Pretty much exclusively due to their actions and some particularities of the specific technology which don’t seem to apply to AI.


If you put, for example, US presidents in the concerned group, i.e., actual decision makers then fair enough. But it wasn't just concerned scientists and the public.


Uhh correct. Unsurprisingly though, many of the people with the deepest insight and farthest foresight were the people closest to the science. Many more were philosophers and political theorists, or “ivory tower know-nothings.”


Maybe. There were also those scientists working actively on various issues of deterrence, including on how to prevail and fight if things were to happen - and there were quite a few different schools of thought during the cold war (the political science of deterrence was quite different from physical science of weapons, too).

But the difference to AI is that nuclear weapons were then shown to exist. If the lowest critical mass had turned out to be a trillion tons, the initial worries would have been unfounded.


None of whom were people saying "there's no risk here just upside baby!"

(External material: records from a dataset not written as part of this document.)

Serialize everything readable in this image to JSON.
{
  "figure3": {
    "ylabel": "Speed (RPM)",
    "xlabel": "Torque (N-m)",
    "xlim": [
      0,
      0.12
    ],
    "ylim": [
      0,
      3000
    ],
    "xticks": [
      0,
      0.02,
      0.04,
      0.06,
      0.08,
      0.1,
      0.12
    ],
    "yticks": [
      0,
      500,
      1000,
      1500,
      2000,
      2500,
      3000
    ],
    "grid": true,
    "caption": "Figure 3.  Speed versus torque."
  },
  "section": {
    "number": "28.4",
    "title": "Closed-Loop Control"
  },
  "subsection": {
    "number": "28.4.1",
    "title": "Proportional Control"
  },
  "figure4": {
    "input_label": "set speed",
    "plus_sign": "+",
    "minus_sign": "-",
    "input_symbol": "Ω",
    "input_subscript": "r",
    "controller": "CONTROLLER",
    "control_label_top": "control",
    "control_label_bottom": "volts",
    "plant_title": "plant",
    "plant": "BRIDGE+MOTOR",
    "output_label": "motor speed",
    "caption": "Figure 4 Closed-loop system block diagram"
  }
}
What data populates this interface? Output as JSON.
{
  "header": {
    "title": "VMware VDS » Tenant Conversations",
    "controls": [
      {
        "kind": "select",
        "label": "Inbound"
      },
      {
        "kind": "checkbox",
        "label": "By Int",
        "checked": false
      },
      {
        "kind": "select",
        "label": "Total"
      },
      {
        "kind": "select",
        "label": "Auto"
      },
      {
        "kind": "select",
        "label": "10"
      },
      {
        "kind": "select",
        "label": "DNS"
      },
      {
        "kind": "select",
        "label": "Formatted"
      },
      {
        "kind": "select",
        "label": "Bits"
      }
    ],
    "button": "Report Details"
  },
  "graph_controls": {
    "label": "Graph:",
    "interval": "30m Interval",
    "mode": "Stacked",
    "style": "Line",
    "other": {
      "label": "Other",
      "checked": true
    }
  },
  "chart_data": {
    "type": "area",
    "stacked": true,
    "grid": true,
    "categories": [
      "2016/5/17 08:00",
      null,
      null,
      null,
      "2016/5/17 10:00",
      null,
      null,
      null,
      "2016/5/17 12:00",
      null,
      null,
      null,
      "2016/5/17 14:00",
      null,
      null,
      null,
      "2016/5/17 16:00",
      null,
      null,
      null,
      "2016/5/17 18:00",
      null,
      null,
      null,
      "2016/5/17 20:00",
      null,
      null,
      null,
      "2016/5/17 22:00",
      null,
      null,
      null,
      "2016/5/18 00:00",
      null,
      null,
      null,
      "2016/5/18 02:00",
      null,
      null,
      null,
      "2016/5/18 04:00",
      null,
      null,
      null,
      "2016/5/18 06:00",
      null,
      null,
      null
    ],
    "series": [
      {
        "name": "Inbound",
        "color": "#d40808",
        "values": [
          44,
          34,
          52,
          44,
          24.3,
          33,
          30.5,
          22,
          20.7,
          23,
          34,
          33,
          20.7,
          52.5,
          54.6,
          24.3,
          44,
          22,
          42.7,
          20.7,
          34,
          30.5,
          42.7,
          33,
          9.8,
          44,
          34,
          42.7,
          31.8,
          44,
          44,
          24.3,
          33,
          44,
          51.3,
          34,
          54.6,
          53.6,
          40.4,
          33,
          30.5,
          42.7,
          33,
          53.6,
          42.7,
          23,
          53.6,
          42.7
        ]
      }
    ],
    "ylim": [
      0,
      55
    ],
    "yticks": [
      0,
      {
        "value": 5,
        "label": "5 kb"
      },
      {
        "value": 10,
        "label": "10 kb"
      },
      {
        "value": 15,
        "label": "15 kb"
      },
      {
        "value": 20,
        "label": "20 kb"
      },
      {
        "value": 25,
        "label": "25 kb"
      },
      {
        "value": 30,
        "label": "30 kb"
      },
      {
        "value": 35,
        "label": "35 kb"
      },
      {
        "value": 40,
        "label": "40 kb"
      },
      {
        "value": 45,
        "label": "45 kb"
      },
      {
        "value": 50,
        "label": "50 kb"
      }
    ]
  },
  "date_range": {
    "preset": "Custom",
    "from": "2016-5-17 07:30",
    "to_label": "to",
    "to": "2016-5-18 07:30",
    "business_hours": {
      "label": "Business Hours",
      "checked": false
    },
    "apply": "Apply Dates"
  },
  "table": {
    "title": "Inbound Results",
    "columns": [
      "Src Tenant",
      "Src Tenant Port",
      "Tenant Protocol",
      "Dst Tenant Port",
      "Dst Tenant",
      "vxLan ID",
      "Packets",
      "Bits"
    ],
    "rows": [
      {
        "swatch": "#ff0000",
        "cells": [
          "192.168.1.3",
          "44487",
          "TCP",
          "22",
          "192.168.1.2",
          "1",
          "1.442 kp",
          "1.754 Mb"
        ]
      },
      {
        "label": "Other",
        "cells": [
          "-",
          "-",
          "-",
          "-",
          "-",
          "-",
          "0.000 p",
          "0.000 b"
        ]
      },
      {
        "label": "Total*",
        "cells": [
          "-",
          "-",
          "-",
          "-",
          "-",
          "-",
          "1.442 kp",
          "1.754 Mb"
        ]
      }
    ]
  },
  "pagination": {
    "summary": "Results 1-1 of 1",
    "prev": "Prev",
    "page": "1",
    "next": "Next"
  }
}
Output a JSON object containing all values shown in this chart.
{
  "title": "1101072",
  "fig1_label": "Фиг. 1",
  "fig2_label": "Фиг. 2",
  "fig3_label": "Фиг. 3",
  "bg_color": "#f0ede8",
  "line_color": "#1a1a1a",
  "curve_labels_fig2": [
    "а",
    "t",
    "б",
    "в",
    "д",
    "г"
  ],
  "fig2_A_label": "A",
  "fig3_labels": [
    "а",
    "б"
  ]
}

People were on totally opposing sides on how to deal with the risk, not dissimilar to now (with difference that the existential risk was/is actual, not hypothetical).


Sure, there are also some (allegedly credible) people opening their AI-optimist diatribes with statements of positive confidence like:

“Fortunately, I am here to bring the good news: AI will not destroy the world”

My issue is not with people who say “yes this is a serious question and we should navigate it thoughtfully.” My issue is with people who simply assert that we will get to a good outcome as an article of faith.


I just don't see the point in wasting too much effort on a hypothetical risk when there are actual risks (incl. those from AI). Granted, the hypothetical existential risk is far easier to discuss etc. than to deal with actual existential risks.

There is an endless list of hypothetical existential risks one could think of, so that is a direction to nowhere.


All risks are hypothetical

Many items on the endless list of hypothetical x-risks don’t have big picture forces acting on them in quite the same way e.g. roughly infinite economic upside by getting within a hair’s breadth of realizing the risk.


No, some risks are known to exist, other just might exist. If you walk across a busy street without looking, there is a risk of being run over - nothing hypothetical about that risk. In contrast, I might fear the force gravity suddenly disappearing but that isn't an actual risk as far as we understand our reality.

Not sure where infinite economic upside comes from, how does that work?